Former Florida Gov. Jeb Bush, preparing for an all but certain presidential run in 2016, used the first major foreign policy speech of his nascent campaign to promote himself as a break from the past and present on international affairs — treading a narrow path between distancing himself from the records of his father and elder brother, Presidents George H.W. Bush and George W. Bush, and alienating the Republican rank and file.
“I have been fortunate to have a father and a brother who helped shape America’s foreign policy from the Oval Office. I recognize as a result, my views will often be held up in comparison to theirs,” Jeb Bush said in a speech before the Chicago Council on Global Affairs. “I admire their service to the nation and the difficult decisions they had to make, but I’m my own man, and my views are shaped by my own thinking and my own experiences.”
Still, he extolled U.S. power as a “force for good” in the world and slammed Barack Obama’s administration for diminishing the United States’ influence around the globe.
“Under this administration, we are inconsistent and indecisive. We have lost the trust and confidence of our friends. We definitely no longer inspire fear in our enemies,” Bush said. “The great irony of the Obama presidency is this: Someone who came to office promising greater engagement with the world has left America less influential in the world.”
The younger Bush is making the case to voters that he will not repeat the mistakes of his brother, who led the country into a long, costly and, in the view of many Americans, misbegotten war in Iraq. At the same time, he must win the approval of GOP primary voters, many of whom are in favor of muscular military engagement in conflicts around the world.
“He has a special challenge,” said Wesley Renfro, an assistant professor of political science at St. John Fisher College who has studied the foreign policy doctrines of the two Bush presidents. “He really has to sell the idea that he is his own person but also espouse policies that are consonant with generic Republican values.”
Jeb Bush appears to be getting help shaping his worldview on foreign policy from a number of advisers who were prominent in the two Bush administrations, according to a list provided by his aides to Reuters.
Among them are James Baker, a Secretary of State under George H.W. Bush; Tom Ridge and Michael Chertoff, both secretaries of homeland security under George W. Bush; Stephen Hadley, a national security adviser under George W. Bush; Meghan O’Sullivan, a deputy national security adviser under George W. Bush; and Paul Wolfowitz, a former deputy defense secretary under George W. Bush and one of the most vocal proponents of the war in Iraq.
Still, Renfro pointed out that many of the most prominent Republican thinkers on foreign policy inevitably worked for the last two GOP presidential administrations and that many of the figures on Jeb Bush’s list are considered moderates.
“A lot of the folks around Jeb are those who ascended in George W. Bush’s second term, and that’s a really important distinction,” he said. “They were advocating positions that were much less muscular, much less aggressive.”
In a question and answer session after the speech, Jeb Bush said there were shortcomings in the war in Iraq, including relying on false intelligence about weapons of mass destruction and failing to ensure security in Iraq after the fall of President Saddam Hussein.
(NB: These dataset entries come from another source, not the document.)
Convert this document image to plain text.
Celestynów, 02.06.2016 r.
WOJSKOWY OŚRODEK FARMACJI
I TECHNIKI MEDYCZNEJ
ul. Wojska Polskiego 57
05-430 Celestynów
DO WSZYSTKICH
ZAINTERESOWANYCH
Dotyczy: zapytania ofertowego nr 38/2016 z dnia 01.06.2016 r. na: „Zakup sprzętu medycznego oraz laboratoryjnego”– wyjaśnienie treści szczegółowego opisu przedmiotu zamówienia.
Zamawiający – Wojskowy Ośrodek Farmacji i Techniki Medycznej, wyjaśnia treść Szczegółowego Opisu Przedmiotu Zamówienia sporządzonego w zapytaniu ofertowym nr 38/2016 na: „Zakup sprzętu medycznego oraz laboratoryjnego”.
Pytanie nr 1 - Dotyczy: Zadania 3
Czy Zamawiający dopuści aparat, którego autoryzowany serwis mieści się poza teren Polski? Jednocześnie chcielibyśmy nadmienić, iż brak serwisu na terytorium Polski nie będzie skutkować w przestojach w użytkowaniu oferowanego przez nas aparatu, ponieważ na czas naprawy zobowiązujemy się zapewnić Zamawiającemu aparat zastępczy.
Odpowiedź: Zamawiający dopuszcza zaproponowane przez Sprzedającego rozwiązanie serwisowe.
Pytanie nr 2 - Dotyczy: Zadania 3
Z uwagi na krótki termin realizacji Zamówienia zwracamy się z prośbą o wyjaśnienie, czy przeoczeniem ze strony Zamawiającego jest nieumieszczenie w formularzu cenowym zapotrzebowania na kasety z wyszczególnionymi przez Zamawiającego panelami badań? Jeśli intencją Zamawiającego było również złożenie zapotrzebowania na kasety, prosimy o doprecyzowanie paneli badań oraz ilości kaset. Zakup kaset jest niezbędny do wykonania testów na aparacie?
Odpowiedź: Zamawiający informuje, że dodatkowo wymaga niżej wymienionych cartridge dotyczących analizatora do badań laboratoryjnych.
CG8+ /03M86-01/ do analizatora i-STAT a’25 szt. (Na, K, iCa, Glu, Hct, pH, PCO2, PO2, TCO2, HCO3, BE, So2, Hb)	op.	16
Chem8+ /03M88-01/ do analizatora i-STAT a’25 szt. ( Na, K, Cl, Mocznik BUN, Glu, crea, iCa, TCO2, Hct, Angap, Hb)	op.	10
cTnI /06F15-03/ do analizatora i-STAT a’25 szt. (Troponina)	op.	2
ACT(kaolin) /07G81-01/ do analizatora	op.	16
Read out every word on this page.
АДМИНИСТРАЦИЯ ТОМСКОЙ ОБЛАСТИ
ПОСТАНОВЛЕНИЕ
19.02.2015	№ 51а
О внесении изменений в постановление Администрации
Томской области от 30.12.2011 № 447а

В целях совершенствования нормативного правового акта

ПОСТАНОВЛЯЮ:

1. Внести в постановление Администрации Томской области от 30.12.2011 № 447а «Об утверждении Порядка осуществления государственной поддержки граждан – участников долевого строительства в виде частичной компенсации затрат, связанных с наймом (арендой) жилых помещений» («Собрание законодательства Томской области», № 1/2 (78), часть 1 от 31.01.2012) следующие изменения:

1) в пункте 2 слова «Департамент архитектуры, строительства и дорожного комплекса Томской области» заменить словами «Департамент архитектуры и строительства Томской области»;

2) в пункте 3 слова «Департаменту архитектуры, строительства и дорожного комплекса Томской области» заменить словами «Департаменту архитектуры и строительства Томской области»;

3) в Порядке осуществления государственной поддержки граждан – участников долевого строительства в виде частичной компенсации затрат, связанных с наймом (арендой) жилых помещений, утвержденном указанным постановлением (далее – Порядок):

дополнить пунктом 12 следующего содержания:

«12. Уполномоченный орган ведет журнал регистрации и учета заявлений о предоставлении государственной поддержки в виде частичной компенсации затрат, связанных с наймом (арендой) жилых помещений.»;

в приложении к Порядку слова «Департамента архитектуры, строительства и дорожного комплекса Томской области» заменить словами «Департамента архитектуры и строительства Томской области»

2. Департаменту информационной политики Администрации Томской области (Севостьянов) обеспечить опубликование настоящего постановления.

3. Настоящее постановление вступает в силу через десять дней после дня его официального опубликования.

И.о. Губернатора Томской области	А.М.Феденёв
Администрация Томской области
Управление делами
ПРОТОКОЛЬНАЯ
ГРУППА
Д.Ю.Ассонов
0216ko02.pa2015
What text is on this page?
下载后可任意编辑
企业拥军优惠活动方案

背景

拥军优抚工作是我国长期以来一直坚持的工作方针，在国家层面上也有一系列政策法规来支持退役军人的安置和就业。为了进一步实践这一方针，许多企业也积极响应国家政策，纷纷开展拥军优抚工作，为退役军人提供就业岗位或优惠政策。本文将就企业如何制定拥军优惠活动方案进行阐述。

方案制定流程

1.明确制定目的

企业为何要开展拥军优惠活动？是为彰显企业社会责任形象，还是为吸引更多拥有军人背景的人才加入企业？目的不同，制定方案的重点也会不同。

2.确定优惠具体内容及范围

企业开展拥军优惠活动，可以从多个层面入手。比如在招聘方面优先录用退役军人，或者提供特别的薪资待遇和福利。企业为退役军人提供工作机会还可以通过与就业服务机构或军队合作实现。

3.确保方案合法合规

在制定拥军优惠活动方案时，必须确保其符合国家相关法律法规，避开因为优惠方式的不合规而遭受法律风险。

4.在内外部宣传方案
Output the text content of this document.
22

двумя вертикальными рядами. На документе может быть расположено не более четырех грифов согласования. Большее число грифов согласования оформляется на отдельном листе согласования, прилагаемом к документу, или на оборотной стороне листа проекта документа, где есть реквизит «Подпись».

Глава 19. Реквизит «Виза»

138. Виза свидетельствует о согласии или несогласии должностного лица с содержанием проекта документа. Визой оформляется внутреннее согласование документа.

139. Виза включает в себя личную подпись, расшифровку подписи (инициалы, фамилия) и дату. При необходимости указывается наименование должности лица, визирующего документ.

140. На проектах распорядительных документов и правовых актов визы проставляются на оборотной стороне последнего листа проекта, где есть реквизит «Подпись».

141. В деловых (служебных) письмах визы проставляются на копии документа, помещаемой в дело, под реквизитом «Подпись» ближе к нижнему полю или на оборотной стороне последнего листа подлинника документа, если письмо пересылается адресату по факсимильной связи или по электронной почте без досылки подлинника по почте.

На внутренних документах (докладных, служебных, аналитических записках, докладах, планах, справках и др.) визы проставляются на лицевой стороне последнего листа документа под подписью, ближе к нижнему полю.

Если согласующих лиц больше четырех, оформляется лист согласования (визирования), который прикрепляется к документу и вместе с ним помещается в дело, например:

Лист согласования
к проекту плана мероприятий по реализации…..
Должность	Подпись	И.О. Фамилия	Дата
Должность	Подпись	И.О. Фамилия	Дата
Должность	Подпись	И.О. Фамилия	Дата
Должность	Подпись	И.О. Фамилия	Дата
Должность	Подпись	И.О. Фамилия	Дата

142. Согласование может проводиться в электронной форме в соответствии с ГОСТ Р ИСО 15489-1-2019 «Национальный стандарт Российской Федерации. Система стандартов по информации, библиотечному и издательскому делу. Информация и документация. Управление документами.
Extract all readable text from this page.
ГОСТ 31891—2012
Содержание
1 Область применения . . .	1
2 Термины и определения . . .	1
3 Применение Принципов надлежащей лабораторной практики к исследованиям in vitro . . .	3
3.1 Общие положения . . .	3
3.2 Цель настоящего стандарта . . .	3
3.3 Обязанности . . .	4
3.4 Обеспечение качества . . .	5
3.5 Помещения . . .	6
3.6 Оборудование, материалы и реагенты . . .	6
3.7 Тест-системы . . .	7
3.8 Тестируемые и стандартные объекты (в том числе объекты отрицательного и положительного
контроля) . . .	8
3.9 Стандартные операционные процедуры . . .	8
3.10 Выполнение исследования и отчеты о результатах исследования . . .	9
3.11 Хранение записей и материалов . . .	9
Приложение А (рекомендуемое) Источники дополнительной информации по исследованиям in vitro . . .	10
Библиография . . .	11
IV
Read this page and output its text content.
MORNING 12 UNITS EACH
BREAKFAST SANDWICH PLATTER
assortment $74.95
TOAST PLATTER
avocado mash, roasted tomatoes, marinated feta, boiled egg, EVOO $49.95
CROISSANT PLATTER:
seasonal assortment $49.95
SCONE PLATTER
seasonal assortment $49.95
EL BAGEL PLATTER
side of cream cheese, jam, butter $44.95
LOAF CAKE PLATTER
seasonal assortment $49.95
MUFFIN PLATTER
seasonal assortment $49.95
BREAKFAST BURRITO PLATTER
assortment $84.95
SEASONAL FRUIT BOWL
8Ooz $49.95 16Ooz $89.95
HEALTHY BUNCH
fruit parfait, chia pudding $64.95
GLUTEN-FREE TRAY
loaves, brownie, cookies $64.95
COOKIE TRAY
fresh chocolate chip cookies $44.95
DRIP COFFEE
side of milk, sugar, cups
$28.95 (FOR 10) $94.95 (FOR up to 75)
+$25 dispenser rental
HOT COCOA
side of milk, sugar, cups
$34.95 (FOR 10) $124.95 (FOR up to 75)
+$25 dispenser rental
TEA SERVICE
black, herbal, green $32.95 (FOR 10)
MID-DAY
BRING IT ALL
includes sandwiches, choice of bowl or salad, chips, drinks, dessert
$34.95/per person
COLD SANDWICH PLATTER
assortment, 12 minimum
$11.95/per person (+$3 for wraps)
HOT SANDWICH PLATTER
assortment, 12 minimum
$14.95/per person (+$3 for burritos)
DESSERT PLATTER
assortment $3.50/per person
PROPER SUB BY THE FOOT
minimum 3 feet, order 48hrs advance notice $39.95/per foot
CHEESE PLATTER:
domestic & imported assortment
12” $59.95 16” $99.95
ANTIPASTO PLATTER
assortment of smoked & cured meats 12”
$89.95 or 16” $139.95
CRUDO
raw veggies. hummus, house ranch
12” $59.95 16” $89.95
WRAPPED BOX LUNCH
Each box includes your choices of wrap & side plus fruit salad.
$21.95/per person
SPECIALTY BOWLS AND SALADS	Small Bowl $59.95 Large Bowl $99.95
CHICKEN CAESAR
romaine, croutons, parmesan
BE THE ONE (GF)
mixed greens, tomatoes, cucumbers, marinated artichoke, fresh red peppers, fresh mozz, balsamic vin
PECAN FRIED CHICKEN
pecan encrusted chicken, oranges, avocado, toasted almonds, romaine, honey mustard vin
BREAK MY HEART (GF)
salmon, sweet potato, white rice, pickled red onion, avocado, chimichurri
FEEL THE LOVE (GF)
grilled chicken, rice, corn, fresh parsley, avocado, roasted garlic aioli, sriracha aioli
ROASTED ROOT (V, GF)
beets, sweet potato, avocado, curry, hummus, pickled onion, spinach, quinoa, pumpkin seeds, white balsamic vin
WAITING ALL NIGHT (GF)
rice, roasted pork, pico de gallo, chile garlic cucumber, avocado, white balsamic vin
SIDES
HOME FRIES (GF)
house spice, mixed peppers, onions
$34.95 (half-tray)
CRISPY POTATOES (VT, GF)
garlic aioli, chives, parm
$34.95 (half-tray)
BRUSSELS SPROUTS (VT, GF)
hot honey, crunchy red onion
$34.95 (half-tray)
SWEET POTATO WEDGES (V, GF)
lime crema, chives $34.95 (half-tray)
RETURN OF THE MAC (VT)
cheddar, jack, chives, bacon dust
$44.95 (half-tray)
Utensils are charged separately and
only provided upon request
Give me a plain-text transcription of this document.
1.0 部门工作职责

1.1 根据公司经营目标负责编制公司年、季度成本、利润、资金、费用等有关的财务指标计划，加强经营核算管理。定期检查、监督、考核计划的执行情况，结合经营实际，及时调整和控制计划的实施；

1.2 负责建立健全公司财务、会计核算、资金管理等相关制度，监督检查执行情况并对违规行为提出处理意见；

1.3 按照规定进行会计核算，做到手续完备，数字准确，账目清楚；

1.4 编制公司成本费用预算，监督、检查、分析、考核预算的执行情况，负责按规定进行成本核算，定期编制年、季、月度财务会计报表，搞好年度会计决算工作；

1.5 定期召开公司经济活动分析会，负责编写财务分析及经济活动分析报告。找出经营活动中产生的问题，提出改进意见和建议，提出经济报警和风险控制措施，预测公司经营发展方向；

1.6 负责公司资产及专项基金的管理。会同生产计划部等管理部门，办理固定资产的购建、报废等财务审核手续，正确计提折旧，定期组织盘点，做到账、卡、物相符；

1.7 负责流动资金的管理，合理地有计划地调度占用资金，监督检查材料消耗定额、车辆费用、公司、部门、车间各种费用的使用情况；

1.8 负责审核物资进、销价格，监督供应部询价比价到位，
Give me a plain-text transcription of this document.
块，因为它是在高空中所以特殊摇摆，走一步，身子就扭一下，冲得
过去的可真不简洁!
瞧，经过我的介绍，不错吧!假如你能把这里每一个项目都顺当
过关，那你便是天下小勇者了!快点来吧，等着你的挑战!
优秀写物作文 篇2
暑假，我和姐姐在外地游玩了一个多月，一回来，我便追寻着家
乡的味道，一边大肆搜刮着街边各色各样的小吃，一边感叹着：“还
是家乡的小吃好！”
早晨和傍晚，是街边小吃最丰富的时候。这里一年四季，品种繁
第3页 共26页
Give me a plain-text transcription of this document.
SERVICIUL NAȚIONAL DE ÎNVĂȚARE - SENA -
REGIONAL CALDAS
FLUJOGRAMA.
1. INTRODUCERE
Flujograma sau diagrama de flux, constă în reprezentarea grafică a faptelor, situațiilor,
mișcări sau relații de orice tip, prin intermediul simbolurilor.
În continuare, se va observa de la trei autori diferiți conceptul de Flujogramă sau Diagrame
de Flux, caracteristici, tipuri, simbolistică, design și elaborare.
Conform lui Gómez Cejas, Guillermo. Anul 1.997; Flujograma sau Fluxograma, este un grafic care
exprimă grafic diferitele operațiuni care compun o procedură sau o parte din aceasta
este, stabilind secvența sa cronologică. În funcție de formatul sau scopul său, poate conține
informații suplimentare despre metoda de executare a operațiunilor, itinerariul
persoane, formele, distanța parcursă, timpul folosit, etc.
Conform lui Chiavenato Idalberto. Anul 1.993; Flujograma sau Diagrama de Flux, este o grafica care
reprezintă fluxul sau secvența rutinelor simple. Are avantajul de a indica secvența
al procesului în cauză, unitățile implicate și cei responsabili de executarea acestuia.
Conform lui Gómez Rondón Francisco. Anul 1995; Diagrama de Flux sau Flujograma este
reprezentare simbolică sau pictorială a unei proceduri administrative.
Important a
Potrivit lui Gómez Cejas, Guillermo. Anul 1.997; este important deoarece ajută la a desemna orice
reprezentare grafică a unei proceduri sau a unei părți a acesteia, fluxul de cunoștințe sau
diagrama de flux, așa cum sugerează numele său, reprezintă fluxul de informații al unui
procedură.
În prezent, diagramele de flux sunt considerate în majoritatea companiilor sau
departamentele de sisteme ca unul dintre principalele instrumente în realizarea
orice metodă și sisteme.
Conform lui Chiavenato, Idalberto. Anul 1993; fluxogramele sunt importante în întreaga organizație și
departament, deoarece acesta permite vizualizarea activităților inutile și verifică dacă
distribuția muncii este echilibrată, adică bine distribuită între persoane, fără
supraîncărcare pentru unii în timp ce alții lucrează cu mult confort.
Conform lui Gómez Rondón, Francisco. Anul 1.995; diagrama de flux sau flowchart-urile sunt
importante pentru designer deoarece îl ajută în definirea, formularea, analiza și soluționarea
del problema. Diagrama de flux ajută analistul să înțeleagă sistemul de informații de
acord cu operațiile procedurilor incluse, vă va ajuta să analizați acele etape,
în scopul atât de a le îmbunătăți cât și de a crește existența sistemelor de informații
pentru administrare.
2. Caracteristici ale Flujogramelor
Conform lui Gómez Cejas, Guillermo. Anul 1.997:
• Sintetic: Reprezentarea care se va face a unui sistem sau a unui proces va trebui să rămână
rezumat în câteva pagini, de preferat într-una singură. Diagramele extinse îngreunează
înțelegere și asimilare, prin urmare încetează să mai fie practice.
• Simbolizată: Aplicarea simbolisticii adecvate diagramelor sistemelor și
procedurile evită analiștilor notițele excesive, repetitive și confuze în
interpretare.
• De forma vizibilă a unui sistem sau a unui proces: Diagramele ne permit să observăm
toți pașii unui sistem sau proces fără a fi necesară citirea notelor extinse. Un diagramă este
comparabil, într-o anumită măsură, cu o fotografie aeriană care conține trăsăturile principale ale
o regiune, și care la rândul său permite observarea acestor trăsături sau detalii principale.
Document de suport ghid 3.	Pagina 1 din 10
Nevertheless, Bush lauded the surge in American forces near the end of George W. Bush’s presidency, calling it “one of the most heroic acts of courage politically that any president has done.”
Jeb Bush criticized Obama’s tactics on a range of foreign policy issues, from the battle against the Islamic State in Iraq and the Levant to his handling of Russian aggression in Eastern Europe and his posture toward Iran in negotiations over Tehran’s nuclear program. He called for restoring the defense budget to levels before the cuts of the last four years.
Marc O’Reilly, an associate professor of political science at Heidelberg University who studies U.S. foreign policy, said most of Bush’s criticisms fall into the category of boilerplate GOP attacks on a president of the opposing party.
“‘He had made the United States weak, he’s abdicated leadership’ — that’s rhetoric. It’s overblown,” O’Reilly said. “Historians of American policy and political scientists like myself know the United States is as involved today as it has been in its history.”